VMware Cloud Community
gunga
Contributor
Contributor

HA agent on host1 in cluster one has an error:HA agent on host failed

Hello,

HA agent on host1 in cluster one has an error:HA agent on host failed

I receive the error in the subject line above. I checked the logs and the agent starts running again randomly. Sometimes in 3 seconds and

sometimes in just less then 2 minutes. 

What I have is 3 hosts all using the same hardware

host1 has (vm1 and a virtual Vcenter running)

host2 has (vm2)

host3 has (vm3)

Randomly on a daily basis any or all of the hosts come up with that error, but they resolve after awhile as stated. Some days none of them

get this error and other days 1,2 or 3 get the error.

I don't see any performance issues in the logs.

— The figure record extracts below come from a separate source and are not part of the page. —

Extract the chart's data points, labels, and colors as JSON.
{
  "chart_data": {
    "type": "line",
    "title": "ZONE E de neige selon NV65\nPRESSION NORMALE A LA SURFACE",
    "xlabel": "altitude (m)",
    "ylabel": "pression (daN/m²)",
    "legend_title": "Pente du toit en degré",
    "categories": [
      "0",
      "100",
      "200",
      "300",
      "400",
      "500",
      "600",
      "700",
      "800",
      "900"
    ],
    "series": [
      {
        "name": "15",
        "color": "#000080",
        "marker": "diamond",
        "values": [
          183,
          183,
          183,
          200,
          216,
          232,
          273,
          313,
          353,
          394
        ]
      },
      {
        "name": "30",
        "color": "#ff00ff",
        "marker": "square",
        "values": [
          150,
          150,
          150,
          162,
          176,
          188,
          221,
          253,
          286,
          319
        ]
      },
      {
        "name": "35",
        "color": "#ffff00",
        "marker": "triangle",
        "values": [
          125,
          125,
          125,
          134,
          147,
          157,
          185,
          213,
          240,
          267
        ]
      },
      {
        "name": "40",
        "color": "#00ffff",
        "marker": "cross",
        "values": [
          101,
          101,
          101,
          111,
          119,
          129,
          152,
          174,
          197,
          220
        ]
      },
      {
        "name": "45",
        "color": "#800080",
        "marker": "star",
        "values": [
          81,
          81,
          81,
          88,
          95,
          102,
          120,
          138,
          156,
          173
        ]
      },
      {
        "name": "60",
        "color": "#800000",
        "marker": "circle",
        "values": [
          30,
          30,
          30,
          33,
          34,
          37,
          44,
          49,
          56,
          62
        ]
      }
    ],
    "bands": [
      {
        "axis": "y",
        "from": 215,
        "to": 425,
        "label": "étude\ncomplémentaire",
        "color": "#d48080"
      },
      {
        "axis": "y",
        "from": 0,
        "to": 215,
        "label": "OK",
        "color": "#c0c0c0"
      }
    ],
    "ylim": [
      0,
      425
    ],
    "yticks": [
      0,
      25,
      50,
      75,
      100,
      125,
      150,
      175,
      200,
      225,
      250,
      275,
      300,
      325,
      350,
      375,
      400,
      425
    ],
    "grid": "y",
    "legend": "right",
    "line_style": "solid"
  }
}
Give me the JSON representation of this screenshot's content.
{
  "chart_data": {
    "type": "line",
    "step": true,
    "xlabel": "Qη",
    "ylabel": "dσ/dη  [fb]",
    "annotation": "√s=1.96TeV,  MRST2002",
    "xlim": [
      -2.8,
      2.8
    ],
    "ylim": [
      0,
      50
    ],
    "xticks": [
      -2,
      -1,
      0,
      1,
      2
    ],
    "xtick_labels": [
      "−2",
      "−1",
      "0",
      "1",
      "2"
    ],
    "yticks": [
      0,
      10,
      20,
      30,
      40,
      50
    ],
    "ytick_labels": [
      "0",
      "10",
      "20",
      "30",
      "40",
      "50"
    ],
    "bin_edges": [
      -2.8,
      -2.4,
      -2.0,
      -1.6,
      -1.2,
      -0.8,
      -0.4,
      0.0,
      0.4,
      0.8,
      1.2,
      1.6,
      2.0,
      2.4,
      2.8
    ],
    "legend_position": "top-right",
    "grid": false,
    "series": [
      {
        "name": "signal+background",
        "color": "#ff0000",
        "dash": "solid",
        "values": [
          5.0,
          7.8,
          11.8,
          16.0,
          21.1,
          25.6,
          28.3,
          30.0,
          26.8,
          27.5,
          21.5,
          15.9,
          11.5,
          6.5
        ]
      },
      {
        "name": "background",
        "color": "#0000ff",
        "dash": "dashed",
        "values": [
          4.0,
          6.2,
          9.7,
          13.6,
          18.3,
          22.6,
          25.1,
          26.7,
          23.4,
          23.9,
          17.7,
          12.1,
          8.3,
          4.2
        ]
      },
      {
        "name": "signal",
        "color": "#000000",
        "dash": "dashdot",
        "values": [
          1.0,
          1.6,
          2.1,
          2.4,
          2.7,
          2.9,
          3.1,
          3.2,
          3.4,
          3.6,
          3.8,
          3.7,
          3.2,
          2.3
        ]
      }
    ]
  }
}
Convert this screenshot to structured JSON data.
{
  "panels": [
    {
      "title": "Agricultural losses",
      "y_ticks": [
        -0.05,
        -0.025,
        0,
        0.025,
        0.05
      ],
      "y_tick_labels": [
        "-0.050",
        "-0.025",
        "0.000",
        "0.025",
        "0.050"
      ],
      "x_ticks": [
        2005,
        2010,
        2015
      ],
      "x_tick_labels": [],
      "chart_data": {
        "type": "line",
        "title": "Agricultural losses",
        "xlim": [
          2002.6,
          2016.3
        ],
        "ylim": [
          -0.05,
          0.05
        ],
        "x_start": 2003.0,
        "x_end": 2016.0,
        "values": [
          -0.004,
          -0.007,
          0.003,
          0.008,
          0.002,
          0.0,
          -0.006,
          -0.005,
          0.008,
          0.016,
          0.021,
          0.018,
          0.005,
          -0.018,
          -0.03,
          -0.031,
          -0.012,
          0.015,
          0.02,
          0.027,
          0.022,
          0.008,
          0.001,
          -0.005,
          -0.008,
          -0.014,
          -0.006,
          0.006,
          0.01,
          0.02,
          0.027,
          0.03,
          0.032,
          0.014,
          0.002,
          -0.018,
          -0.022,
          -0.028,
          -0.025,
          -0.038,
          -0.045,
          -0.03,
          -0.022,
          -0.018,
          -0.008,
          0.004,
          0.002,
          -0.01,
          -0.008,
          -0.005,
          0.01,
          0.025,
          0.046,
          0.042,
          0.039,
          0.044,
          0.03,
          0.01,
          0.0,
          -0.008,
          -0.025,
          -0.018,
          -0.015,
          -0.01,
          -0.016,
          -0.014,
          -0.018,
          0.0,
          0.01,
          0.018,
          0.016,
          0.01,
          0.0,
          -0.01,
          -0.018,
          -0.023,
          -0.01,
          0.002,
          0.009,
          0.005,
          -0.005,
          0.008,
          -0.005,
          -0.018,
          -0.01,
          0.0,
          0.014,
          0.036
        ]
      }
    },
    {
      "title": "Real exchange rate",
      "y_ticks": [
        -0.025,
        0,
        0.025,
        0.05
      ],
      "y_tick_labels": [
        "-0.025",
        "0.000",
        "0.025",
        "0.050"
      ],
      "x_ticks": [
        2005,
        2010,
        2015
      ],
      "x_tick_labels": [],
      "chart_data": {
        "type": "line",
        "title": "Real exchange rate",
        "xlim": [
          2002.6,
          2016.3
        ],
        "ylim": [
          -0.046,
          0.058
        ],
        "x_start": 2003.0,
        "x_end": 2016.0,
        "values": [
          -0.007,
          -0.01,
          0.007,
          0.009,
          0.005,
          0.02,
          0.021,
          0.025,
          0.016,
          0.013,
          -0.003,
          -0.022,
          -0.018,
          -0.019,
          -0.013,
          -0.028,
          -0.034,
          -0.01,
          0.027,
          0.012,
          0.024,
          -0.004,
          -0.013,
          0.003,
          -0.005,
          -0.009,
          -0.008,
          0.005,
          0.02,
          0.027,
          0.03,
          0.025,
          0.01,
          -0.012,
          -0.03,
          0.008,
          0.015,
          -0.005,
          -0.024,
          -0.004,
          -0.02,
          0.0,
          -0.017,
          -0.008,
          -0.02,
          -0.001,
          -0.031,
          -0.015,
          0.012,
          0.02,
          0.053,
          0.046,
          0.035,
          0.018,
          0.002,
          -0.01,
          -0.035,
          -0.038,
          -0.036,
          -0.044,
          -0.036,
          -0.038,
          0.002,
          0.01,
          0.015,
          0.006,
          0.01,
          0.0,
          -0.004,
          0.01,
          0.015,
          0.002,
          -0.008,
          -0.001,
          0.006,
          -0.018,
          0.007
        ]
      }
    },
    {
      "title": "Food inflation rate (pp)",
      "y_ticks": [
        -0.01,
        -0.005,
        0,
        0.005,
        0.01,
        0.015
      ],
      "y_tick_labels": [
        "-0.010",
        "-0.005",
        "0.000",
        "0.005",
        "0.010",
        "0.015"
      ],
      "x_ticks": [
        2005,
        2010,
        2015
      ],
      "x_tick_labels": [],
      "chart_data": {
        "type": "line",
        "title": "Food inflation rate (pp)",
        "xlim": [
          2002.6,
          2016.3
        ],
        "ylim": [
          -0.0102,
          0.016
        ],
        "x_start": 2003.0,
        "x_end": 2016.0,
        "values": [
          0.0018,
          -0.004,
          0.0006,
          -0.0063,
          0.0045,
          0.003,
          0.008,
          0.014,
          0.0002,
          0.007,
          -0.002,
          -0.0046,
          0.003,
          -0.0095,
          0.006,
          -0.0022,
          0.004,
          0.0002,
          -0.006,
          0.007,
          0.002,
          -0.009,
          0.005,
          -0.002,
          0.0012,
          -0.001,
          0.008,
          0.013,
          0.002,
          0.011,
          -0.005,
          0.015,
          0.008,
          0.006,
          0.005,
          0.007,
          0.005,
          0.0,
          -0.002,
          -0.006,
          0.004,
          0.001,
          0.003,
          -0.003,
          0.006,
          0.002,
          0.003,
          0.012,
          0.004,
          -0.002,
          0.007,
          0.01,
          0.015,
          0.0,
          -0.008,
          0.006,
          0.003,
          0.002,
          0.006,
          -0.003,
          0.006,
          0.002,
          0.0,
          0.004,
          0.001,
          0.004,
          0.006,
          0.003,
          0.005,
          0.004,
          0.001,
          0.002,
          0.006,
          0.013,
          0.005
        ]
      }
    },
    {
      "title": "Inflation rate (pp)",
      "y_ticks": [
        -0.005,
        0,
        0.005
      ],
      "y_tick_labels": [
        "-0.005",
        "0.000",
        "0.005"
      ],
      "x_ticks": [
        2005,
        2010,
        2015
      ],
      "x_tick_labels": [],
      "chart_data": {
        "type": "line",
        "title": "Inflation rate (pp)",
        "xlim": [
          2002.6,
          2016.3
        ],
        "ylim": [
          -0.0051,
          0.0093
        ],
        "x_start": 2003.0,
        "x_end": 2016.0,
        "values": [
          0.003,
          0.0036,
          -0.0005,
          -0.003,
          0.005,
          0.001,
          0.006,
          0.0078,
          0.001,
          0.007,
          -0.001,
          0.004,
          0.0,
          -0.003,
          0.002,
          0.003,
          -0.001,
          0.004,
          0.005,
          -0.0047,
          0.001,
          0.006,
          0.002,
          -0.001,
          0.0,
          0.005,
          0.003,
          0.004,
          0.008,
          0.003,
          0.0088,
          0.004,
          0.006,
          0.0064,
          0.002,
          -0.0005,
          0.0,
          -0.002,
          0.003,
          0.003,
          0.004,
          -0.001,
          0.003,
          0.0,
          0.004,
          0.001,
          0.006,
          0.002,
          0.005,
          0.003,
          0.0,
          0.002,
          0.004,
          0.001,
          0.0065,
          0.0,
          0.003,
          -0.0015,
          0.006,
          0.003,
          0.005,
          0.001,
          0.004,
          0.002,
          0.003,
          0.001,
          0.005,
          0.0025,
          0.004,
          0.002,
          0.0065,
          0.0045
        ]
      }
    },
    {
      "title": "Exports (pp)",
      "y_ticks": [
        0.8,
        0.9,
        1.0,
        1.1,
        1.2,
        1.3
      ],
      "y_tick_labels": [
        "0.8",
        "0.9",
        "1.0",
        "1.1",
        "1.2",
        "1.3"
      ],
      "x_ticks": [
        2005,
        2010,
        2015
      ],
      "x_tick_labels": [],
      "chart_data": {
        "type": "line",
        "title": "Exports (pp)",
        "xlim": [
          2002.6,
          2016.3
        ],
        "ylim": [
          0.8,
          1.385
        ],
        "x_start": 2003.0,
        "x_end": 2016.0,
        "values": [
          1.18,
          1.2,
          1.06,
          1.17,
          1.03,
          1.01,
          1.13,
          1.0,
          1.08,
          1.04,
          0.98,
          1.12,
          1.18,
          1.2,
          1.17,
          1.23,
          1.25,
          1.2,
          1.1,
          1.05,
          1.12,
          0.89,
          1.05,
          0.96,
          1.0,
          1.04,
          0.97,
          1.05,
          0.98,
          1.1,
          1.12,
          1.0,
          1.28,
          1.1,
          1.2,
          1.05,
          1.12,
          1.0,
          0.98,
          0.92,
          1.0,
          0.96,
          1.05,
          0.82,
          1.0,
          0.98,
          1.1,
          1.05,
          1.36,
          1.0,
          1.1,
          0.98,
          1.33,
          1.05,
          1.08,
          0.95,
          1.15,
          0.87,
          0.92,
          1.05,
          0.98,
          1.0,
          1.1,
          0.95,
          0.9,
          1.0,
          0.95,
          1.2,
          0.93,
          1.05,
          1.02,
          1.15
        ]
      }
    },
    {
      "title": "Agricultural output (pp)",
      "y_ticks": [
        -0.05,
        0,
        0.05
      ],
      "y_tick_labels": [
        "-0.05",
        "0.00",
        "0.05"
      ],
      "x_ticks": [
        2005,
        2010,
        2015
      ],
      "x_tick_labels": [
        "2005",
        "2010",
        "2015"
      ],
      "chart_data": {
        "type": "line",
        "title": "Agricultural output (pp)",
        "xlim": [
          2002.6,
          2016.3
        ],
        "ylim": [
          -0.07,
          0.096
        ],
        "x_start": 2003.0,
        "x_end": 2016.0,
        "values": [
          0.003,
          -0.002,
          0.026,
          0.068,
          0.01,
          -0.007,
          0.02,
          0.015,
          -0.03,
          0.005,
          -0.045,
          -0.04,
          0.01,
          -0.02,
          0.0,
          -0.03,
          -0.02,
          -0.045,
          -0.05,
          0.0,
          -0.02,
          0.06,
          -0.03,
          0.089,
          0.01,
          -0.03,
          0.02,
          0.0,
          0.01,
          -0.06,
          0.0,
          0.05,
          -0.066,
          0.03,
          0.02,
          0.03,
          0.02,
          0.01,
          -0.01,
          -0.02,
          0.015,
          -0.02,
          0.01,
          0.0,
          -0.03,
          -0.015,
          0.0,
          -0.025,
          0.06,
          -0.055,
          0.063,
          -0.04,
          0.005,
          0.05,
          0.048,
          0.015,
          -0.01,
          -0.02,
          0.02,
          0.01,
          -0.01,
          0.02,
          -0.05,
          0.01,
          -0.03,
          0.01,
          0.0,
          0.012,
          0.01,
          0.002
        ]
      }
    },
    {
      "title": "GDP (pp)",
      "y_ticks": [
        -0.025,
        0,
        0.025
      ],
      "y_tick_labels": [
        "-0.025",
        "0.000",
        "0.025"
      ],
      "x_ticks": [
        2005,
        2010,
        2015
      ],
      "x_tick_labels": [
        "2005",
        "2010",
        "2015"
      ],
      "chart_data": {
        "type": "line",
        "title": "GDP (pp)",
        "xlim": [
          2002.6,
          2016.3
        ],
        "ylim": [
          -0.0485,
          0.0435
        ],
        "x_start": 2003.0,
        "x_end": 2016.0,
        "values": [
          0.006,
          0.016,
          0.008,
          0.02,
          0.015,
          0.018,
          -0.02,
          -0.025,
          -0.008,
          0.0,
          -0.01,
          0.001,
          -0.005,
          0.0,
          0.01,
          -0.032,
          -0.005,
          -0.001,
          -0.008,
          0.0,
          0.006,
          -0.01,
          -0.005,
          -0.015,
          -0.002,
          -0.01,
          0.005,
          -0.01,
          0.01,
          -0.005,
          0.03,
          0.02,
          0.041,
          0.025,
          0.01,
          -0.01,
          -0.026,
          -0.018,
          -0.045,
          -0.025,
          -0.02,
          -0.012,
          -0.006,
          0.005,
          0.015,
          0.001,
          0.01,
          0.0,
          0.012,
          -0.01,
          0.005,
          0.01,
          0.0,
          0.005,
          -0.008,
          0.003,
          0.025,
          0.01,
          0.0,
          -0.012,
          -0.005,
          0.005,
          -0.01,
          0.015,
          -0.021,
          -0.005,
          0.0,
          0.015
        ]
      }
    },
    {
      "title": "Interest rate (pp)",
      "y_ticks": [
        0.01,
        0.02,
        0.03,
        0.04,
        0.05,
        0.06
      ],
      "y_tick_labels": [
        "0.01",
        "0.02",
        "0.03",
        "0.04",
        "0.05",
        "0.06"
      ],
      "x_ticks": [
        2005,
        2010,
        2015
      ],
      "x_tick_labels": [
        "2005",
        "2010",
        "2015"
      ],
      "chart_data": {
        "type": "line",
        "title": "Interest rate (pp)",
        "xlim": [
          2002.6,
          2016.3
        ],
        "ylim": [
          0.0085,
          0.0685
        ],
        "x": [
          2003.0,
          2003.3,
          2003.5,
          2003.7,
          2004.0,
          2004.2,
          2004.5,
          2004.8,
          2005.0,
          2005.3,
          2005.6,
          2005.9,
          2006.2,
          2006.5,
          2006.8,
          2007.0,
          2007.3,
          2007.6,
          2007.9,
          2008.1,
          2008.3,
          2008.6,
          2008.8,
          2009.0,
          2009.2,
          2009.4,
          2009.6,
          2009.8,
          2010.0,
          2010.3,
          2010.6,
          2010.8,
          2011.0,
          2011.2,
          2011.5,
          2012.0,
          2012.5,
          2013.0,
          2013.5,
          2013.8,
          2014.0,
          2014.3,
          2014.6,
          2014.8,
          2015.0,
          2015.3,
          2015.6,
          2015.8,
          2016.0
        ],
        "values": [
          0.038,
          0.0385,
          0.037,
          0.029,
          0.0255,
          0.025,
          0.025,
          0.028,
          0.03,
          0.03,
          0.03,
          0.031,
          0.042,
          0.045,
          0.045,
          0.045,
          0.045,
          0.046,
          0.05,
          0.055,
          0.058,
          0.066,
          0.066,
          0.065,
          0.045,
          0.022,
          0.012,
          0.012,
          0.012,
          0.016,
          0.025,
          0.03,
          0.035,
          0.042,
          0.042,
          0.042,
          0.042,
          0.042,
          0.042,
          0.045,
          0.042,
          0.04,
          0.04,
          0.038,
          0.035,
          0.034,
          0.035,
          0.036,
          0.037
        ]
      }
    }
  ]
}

I have 2 nics on vmotion\management in an active active configuration on all hosts. I am todl to

put the nics in active active so can't really change that. But I don't think it is a network issue, although it should be. If this were a network issue

would host1 ever lose heartbeat?

Can anyone tell me something about this error? Perhaps find a way to stop it from occuring? I reset my vmonitoring to a lower level so that  the

vm's doing keep shutting down and restarting. So that helps, but would like to know why it occurs.

0 Kudos
6 Replies
admin
Immortal
Immortal

Which version of vCenter are you using? Which logs on the host did you look at?

0 Kudos
gunga
Contributor
Contributor

Vcenter 4 Standard, although the install package says 4.1.

I am looking under vcenter management events

5/7/2012 6:13:54 AM
us.dc-ups.com

HA agent on us.dc-ups.com in cluster
Bur HA DRS cluster in Bur Data Center has an
error:  HA agent on the host failed
error

5/7/2012 6:14:25 AM
us.dc-ups.com

HA Agent on host us.dc-ups.com in
cluster Bur HA DRS cluster in datacenter Bur Data
Center is healthy
info

0 Kudos
depping
Leadership
Leadership

Typically in these cases a manual uninstall helps solving the problem:

  • Disable HA on the cluster
  • /opt/vmware/aam/VMware-aam-ha-uninstall.sh
  • /sbin/services.sh restart
  • Enable HA on the cluster
0 Kudos
gunga
Contributor
Contributor

I think I got it to work, I edited the etc\host file and made sure each host in the HA had the proper IP mapped to the hostname. It was pretty messed up in there. It was missing entries and some entries were wrong. It looks like vmware doesn't edit that file properly when changes are made.

Have gone two days without any errors.

Had one question, should it be pooling those hosts so much in that event log (check notification of datacenter), says things like ha agent name is cluster ha is running. It does this an awful lot multiply times an hour it looks like, I guess it's normal.

Will resolve this post in a few days if all is good.

0 Kudos
depping
Leadership
Leadership

DNS is always critical indeed 🙂

0 Kudos
gunga
Contributor
Contributor

This issue is resolved.

Yeah it has a working dns but I guess at times it losses connection to it. After adjusting the host file it now does not disconnect from HA.

0 Kudos